Yo iba andando al trabajo. En Madrid esto es un auténtico privilegio. Pero el traslado suponía un trayecto de una hora en transporte público, para llegar hasta un polígono industrial que nada tenía que ver con la oficina agradable y bien ubicada en la que había trabajado hasta entonces. Y otra hora de vuelta. Aquellas dos horas diarias aparentemente marcaban la diferencia entre vivir bien, y no poder soportar mi existencia. Es cierto que objetivamente aquel cambio me complicaba la vida. Tenía que madrugar una hora más, y me lo ponía muy difícil para llegar a tiempo al colegio y recoger a mi hijo. Pero la reacción fue desproporcionada. Mi estómago se encogió y parecía incapaz de digerir. Sentía un ardor de estómago insoportable que pasó a ser permanente. Me detectaron una anemia alarmante, por lo que tenía que tomar hierro. El hierro empeoró aún más el estado de mi estómago.
Peregriné por varios médicos.

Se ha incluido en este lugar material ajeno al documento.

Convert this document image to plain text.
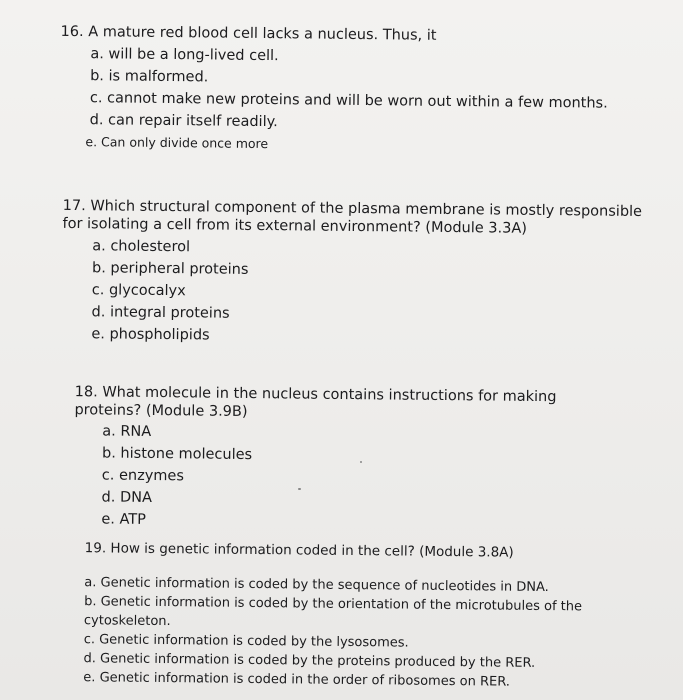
16. A mature red blood cell lacks a nucleus. Thus, it

a. will be a long-lived cell.

b. is malformed.

c. cannot make new proteins and will be worn out within a few months.

d. can repair itself readily.

e. Can only divide once more

17. Which structural component of the plasma membrane is mostly responsible for isolating a cell from its external environment? (Module 3.3A)

a. cholesterol

b. peripheral proteins

c. glycocalyx

d. integral proteins

e. phospholipids

18. What molecule in the nucleus contains instructions for making proteins? (Module 3.9B)

a. RNA

b. histone molecules

c. enzymes

d. DNA

e. ATP

19. How is genetic information coded in the cell? (Module 3.8A)

a. Genetic information is coded by the sequence of nucleotides in DNA.

b. Genetic information is coded by the orientation of the microtubules of the cytoskeleton.

c. Genetic information is coded by the lysosomes.

d. Genetic information is coded by the proteins produced by the RER.

e. Genetic information is coded in the order of ribosomes on RER.
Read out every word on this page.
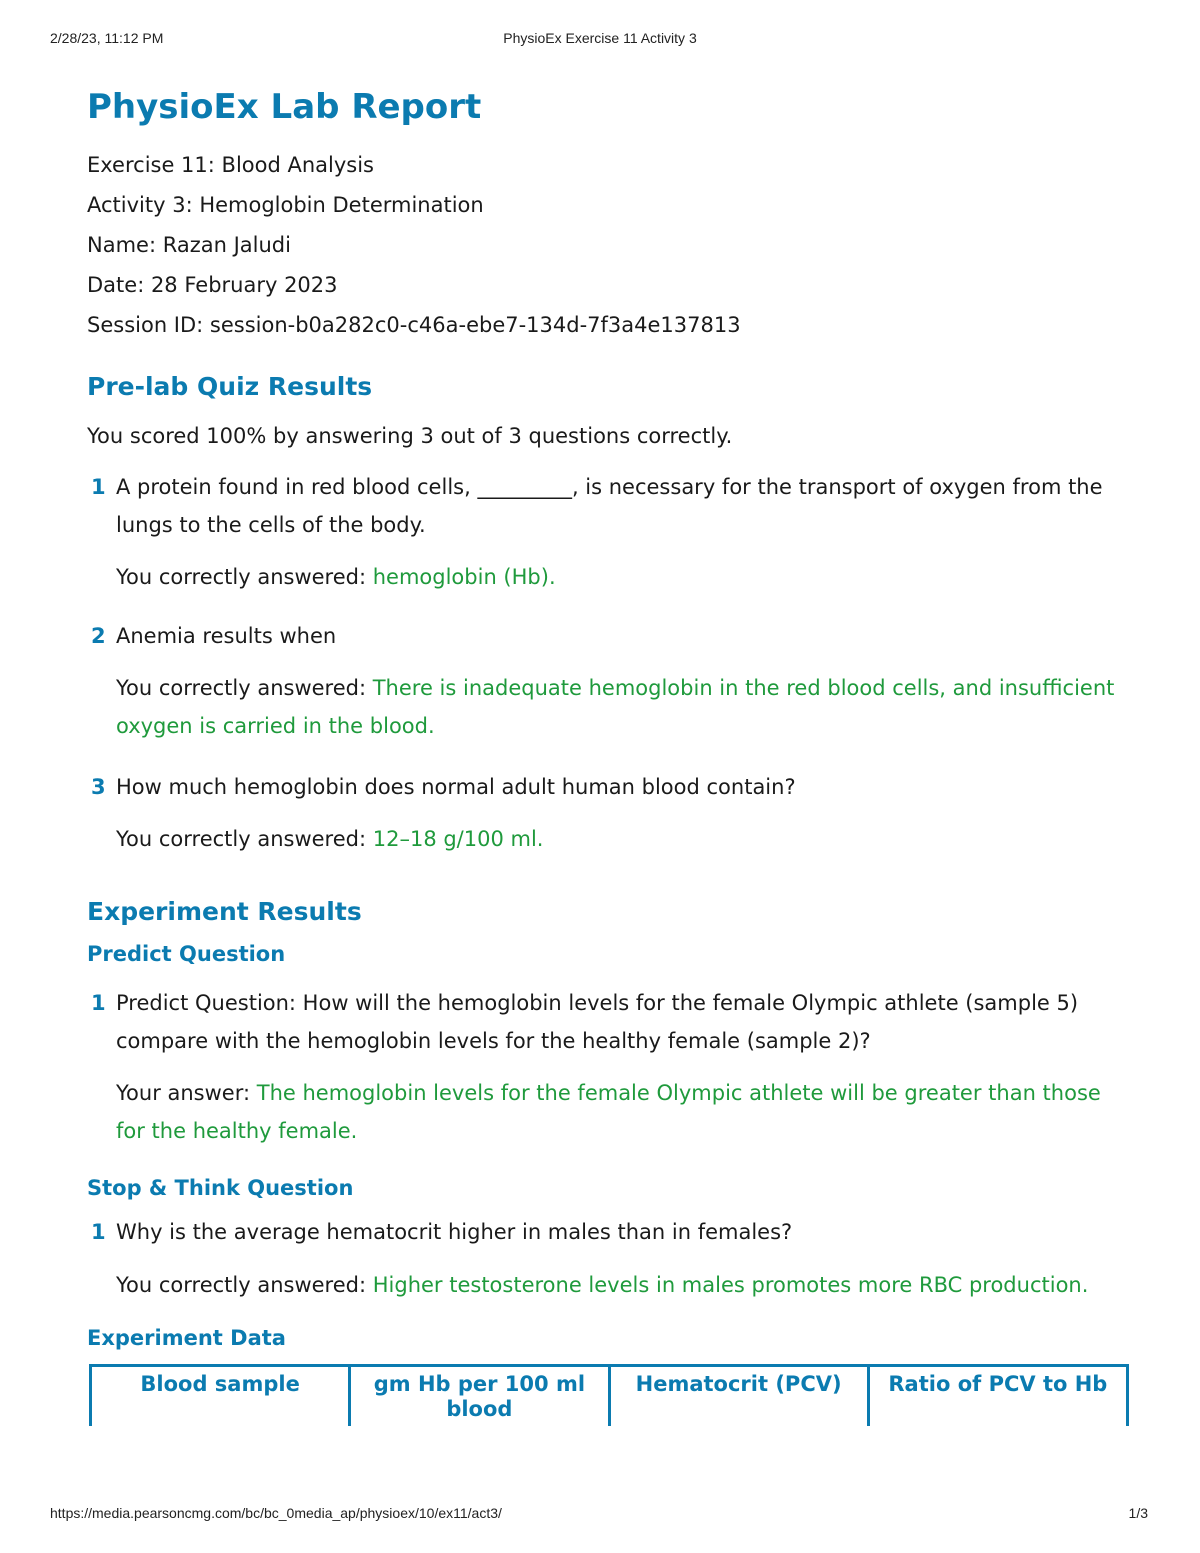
2/28/23, 11:12 PM	PhysioEx Exercise 11 Activity 3
PhysioEx Lab Report
Exercise 11: Blood Analysis
Activity 3: Hemoglobin Determination
Name: Razan Jaludi
Date: 28 February 2023
Session ID: session-b0a282c0-c46a-ebe7-134d-7f3a4e137813
Pre-lab Quiz Results
You scored 100% by answering 3 out of 3 questions correctly.
1 A protein found in red blood cells, _________, is necessary for the transport of oxygen from the lungs to the cells of the body.
You correctly answered: hemoglobin (Hb).
2 Anemia results when
You correctly answered: There is inadequate hemoglobin in the red blood cells, and insufficient oxygen is carried in the blood.
3 How much hemoglobin does normal adult human blood contain?
You correctly answered: 12–18 g/100 ml.
Experiment Results
Predict Question
1 Predict Question: How will the hemoglobin levels for the female Olympic athlete (sample 5) compare with the hemoglobin levels for the healthy female (sample 2)?
Your answer: The hemoglobin levels for the female Olympic athlete will be greater than those for the healthy female.
Stop & Think Question
1 Why is the average hematocrit higher in males than in females?
You correctly answered: Higher testosterone levels in males promotes more RBC production.
Experiment Data
Blood sample	gm Hb per 100 ml blood	Hematocrit (PCV)	Ratio of PCV to Hb
https://media.pearsoncmg.com/bc/bc_0media_ap/physioex/10/ex11/act3/	1/3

Después de pruebas de todo tipo, me diagnosticaron cardias incompetente. La “tapa” de mi estómago no se cerraba y ése era el origen de la sensación de quemazón permanente en el esófago. La “solución” de los médicos: omeprazol de por vida y dieta estricta. Me dijeron que tenía que dormir incorporada, y que cenase todo lo temprano que pudiera. Para mi, cenar más tarde de las siete era garantía de no pegar ojo esa noche. El origen de la anemia no se sabía cuál era, y no había forma de erradicarla. El agotamiento me tenía derrotada. Me habían apretado un poco las tuercas, y el cambio había venido a demostrarme de forma inequívoca lo que de algún modo ya sabía pero no me atrevía a admitir: algo estaba fallando en mi vida. Si un traslado en el trabajo podía descolocarme de esa manera, es porque las cosas no estaban tan bien como yo pensaba. Ese vacío que estaba allí desde hacía tiempo, aunque camuflado, se hizo insoportablemente evidente.

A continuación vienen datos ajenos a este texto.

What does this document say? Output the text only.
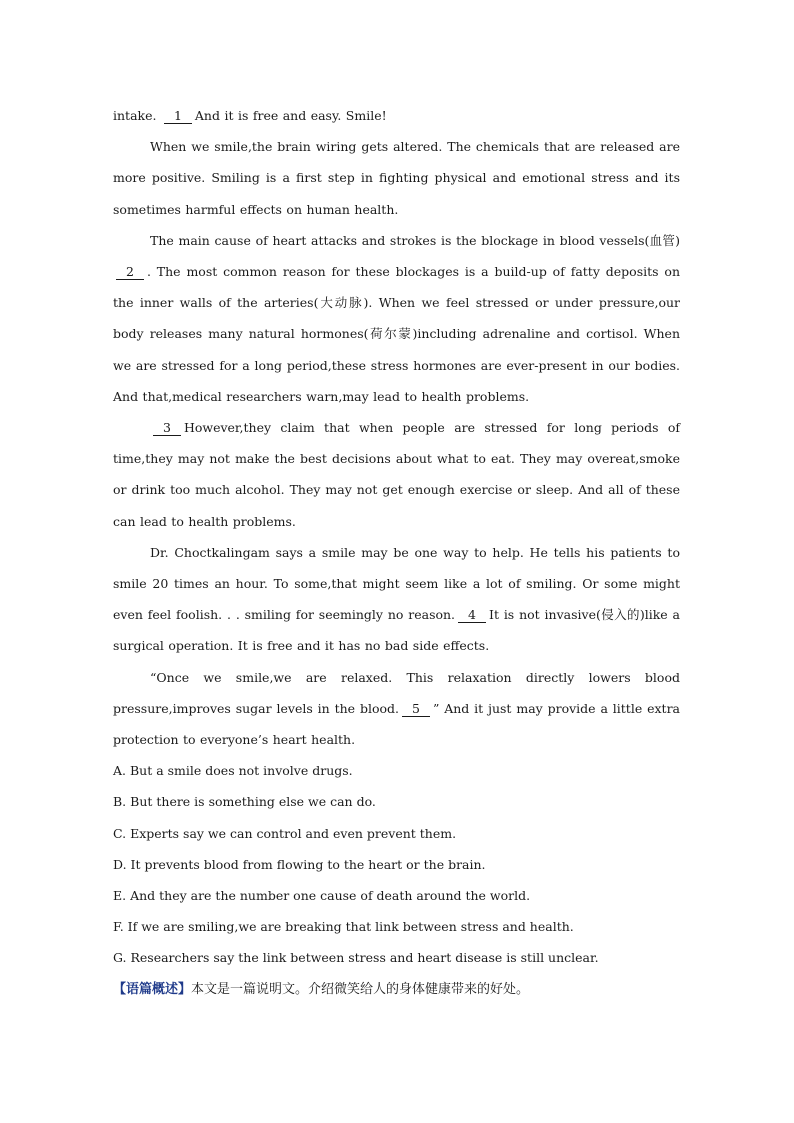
intake. 1 And it is free and easy. Smile!

When we smile,the brain wiring gets altered. The chemicals that are released are more positive. Smiling is a first step in fighting physical and emotional stress and its sometimes harmful effects on human health.

The main cause of heart attacks and strokes is the blockage in blood vessels(血管)2 . The most common reason for these blockages is a build-up of fatty deposits on the inner walls of the arteries(大动脉). When we feel stressed or under pressure,our body releases many natural hormones(荷尔蒙)including adrenaline and cortisol. When we are stressed for a long period,these stress hormones are ever-present in our bodies. And that,medical researchers warn,may lead to health problems.

3 However,they claim that when people are stressed for long periods of time,they may not make the best decisions about what to eat. They may overeat,smoke or drink too much alcohol. They may not get enough exercise or sleep. And all of these can lead to health problems.

Dr. Choctkalingam says a smile may be one way to help. He tells his patients to smile 20 times an hour. To some,that might seem like a lot of smiling. Or some might even feel foolish. . . smiling for seemingly no reason. 4 It is not invasive(侵入的)like a surgical operation. It is free and it has no bad side effects.

“Once we smile,we are relaxed. This relaxation directly lowers blood pressure,improves sugar levels in the blood. 5 ” And it just may provide a little extra protection to everyone’s heart health.

A. But a smile does not involve drugs.

B. But there is something else we can do.

C. Experts say we can control and even prevent them.

D. It prevents blood from flowing to the heart or the brain.

E. And they are the number one cause of death around the world.

F. If we are smiling,we are breaking that link between stress and health.

G. Researchers say the link between stress and heart disease is still unclear.

【语篇概述】本文是一篇说明文。介绍微笑给人的身体健康带来的好处。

Así estaba yo cuando una amiga me invitó a Alpha. Tocando fondo físicamente, estresada y angustiada. Lo primero que pensé fue decir “no”. Todo eran inconvenientes. El curso se iba a impartir en otro municipio, a media hora de mi casa, y empezaba a las nueve. Teniendo en cuenta que era entre semana y al día siguiente tenía que levantarme a las seis, con el nivel de agotamiento que tenía, con la anemia y todo lo demás, me parecía inviable. Además el aliciente de la cena, para mi no era tal. No podía cenar a esas horas, así que si iba, tendría que mirar mientras los demás cenaban.

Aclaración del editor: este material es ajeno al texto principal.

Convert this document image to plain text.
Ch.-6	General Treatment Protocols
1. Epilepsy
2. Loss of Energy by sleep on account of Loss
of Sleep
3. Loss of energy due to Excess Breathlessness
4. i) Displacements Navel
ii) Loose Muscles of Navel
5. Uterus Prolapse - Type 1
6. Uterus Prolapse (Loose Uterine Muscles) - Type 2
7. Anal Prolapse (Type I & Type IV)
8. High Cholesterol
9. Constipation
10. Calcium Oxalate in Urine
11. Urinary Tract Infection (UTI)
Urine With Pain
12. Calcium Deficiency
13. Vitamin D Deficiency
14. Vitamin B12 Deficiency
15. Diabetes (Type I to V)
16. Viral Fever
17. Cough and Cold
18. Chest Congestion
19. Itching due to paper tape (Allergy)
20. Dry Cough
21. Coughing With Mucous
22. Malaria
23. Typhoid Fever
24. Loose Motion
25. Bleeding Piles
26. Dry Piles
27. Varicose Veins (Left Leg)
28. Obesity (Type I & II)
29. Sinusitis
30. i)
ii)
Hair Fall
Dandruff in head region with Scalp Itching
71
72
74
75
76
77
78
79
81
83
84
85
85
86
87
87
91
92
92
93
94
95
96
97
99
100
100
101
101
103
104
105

Lo lógico era decir “no”. A todos los inconvenientes anteriores se sumaba mi marido. Me dijo abiertamente que le parecía fatal que fuese. Si yo era reticente ante todo lo que tuviera que ver con la Iglesia, él era aún más radical que yo. Siempre nos hemos llevado fenomenal y no solemos discutir, pero tuvimos varias broncas a cuenta de Alpha. Aquello era lo que me faltaba. Pero la fe inexplicable de mi hijo había ido cambiado de forma imperceptible mis planteamientos, y contra todo pronóstico, dije “si”.